К счастью, мне удалось получить разрешение на получение книг в новой «Рабочей библиотеке» – образованной из конфискованных помещичьих библиотек. Там я досыта начитался Дюма, Буссенара, Жакоба, капитана Марриэта.
Наиболее ценные книги шли в Публичную библиотеку.
Но и этого было, конечно, мало, хотя я читал дни и ночи напролет. К счастью, у нас никогда не запрещали читать за столом во время обеда и ужина.
Отец читал газеты, журналы. Мне, конечно, сейчас же выписали журнал «Семья и школа», но я давно очень далеко ушел в чтении вперед, и «Семья и школа» могли только льстить тщеславию моего отца.
В это время, кроме быстрого чтения, я открыл в себе еще одну способность, о которой не знали и не подозревали ни отец, ни мать, ни сестры.
Лет примерно восьми с помощью так называемых фантиков – сложенных в конвертики конфетных обложек – легко проигрывал для себя содержание прочитанных мною романов, рассказов, исторических работ, а впоследствии и своих собственных рассказов и романов, которые не дошли до бумаги и не предполагалось, что дойдут. Это оказалось в высшей степени увлекательным занятием в виде литературного пасьянса. Я играл в эти фантики сам с собой несколько лет – тюрьма Бутырская, кажется, остановила эту игру.
Мы жили очень тесно. Мое место было последним, а мир фантиков был моим собственным миром, миром видений, которые я мог создавать в любое время.
Сестры, да и мать думали, что я таким способом зубрю или учу уроки. Но никаких уроков с помощью этих фантиков я не учил. Я увез коробку фантиков в Москву, и только после моего первого ареста сестра, уничтожая всю мою жизнь – все мои архивы, – сожгла и эту драгоценную коробку вместе с моими дневниками и письмами.
Так вот, отключаться в этот мир мне было очень легко, и, в сущности, все читанные мною книги я с помощью фантиков повторил.
Отец уже начинал слепнуть, и то, что я не занимаюсь, читаю только за обедом, раздражало отца. Он пытался иногда вмешаться в этот мир.
– Что ты делаешь?
– Читаю.
Все мы трое – мать, отец и я – сидим очень тесно у керосиновой лампы семилинейной, в ее керосиновых лучах я ловлю буквы, перелистывая толстую книгу.
– Что ты читаешь?
– Книгу.
– Какого автора?
– Понсон дю Террайля.
– Как называется?
– «Похождения Рокамболя».
Отец встает, и мне следует выволочка и длительное объяснение, что чтение таких книг не приведет к добру.

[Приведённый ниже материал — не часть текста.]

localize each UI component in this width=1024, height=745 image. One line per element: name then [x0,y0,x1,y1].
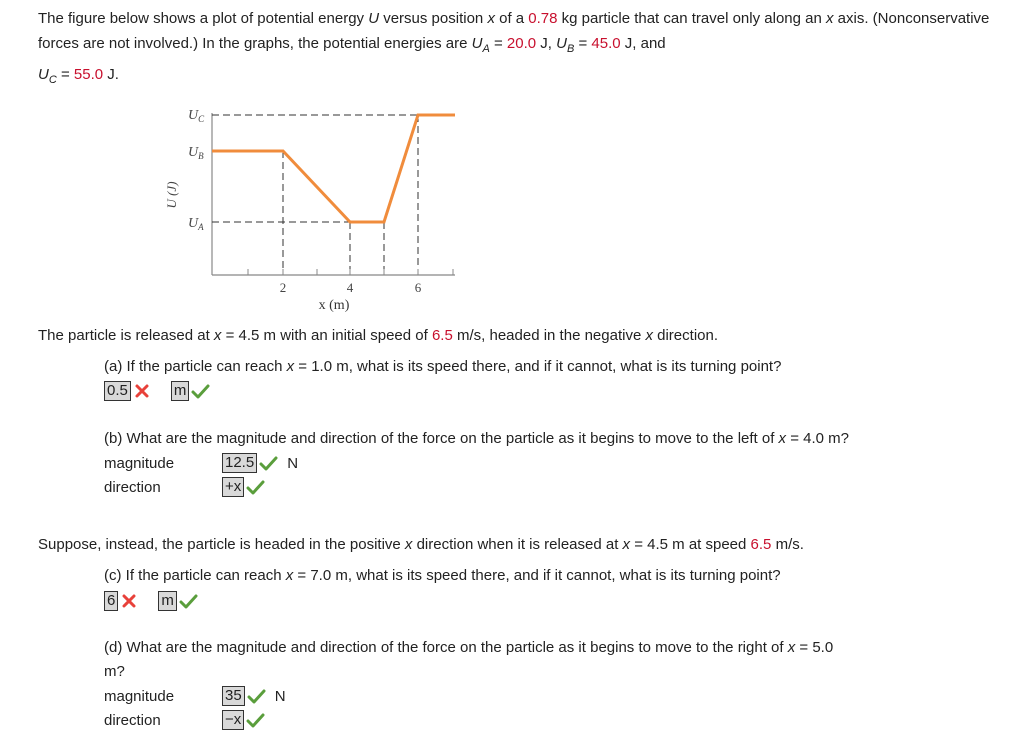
answer-d-magnitude-row [104,684,286,708]
tick-label-2: 2 [279,280,287,295]
initial-speed-value: 6.5 [431,327,453,344]
mass-value: 0.78 [528,10,558,27]
tick-label-4: 4 [346,280,354,295]
magnitude-label: magnitude [104,454,175,472]
second-speed-value: 6.5 [750,536,772,553]
check-icon [257,454,279,472]
answer-b-magnitude-input[interactable]: 12.5 [222,453,257,473]
tick-label-6: 6 [414,280,422,295]
unit-newton: N [287,454,299,472]
answer-b-direction-row [104,475,266,499]
potential-energy-graph [150,95,470,317]
uc-value: 55.0 [73,66,104,83]
release-statement-1: The particle is released at x = 4.5 m with an initial speed of 6.5 m/s, headed in the negative x direction. [38,327,719,344]
answer-d-direction-row [104,708,266,732]
cross-icon [131,382,153,400]
check-icon [244,478,266,496]
question-d: (d) What are the magnitude and direction of the force on the particle as it begins to move to the right of x = 5.0 m? [104,639,834,680]
answer-c-input[interactable]: 6 [104,591,118,611]
direction-label: direction [104,478,161,496]
answer-b-direction-input[interactable]: +x [222,477,244,497]
label-ua: $U_A$ [188,216,204,232]
ua-value: 20.0 [506,35,537,52]
check-icon [244,711,266,729]
x-axis-label: x (m) [318,298,350,313]
problem-intro: The figure below shows a plot of potential energy U versus position x of a 0.78 kg particle that can travel only along an x axis. (Nonconservative forces are not involved.) In the graphs, the potential energies are $U_A = 20.0$ J, $U_B = 45.0$ J, and $U_C = 55.0$ J. [38,10,990,86]
direction-label: direction [104,711,161,729]
check-icon [177,592,199,610]
answer-c-row [104,589,199,613]
check-icon [189,382,211,400]
ub-value: 45.0 [591,35,621,52]
release-statement-2: Suppose, instead, the particle is headed in the positive x direction when it is released at x = 4.5 m at speed 6.5 m/s. [38,536,804,553]
potential-curve [212,115,455,222]
answer-d-direction-input[interactable]: −x [222,710,244,730]
magnitude-label: magnitude [104,687,175,705]
answer-b-magnitude-row [104,451,298,475]
check-icon [245,687,267,705]
label-uc: $U_C$ [188,108,205,124]
y-axis-label: U (J) [164,181,179,209]
answer-a-input[interactable]: 0.5 [104,381,131,401]
unit-newton: N [274,687,286,705]
answer-c-unit[interactable]: m [158,591,177,611]
answer-a-unit[interactable]: m [171,381,190,401]
question-b: (b) What are the magnitude and direction of the force on the particle as it begins to move to the left of x = 4.0 m? [104,430,849,447]
label-ub: $U_B$ [188,145,204,161]
answer-d-magnitude-input[interactable]: 35 [222,686,245,706]
answer-a-row [104,379,211,403]
question-c: (c) If the particle can reach x = 7.0 m, what is its speed there, and if it cannot, what is its turning point? [104,567,781,584]
question-a: (a) If the particle can reach x = 1.0 m, what is its speed there, and if it cannot, what is its turning point? [104,358,782,375]
x-axis-ticks [248,269,453,275]
cross-icon [118,592,140,610]
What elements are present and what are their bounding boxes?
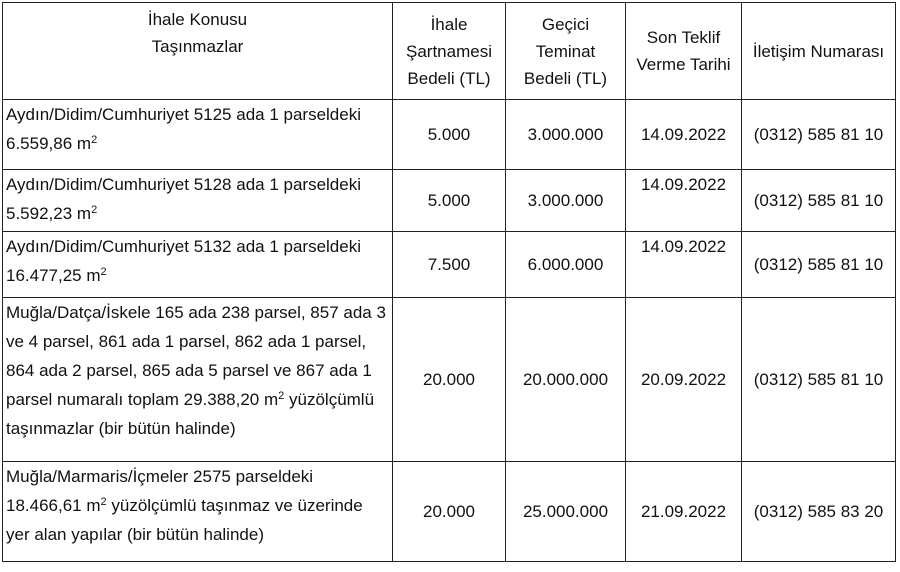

– Мой сын должен читать Канта и Шеллинга, – важно говорит отец, – а не Понсон дю Террайля, не Конан Дойля.
Отец что-то думает и выносит решение в своем энергическом стиле:
– Надо сходить к дяде Коле.
Дядя Коля – старший брат матери, единственный ее родственник, с которым у отца хорошие отношения. Дядя Коля – чиновник Казенной палаты. У него свой дом двухэтажный. Жена его давно умерла, а жена, которая жила с ним без венца, – хозяйка местной типографии, тоже приятельница отца. Она умерла первой, и отец служил панихиду на ее могиле.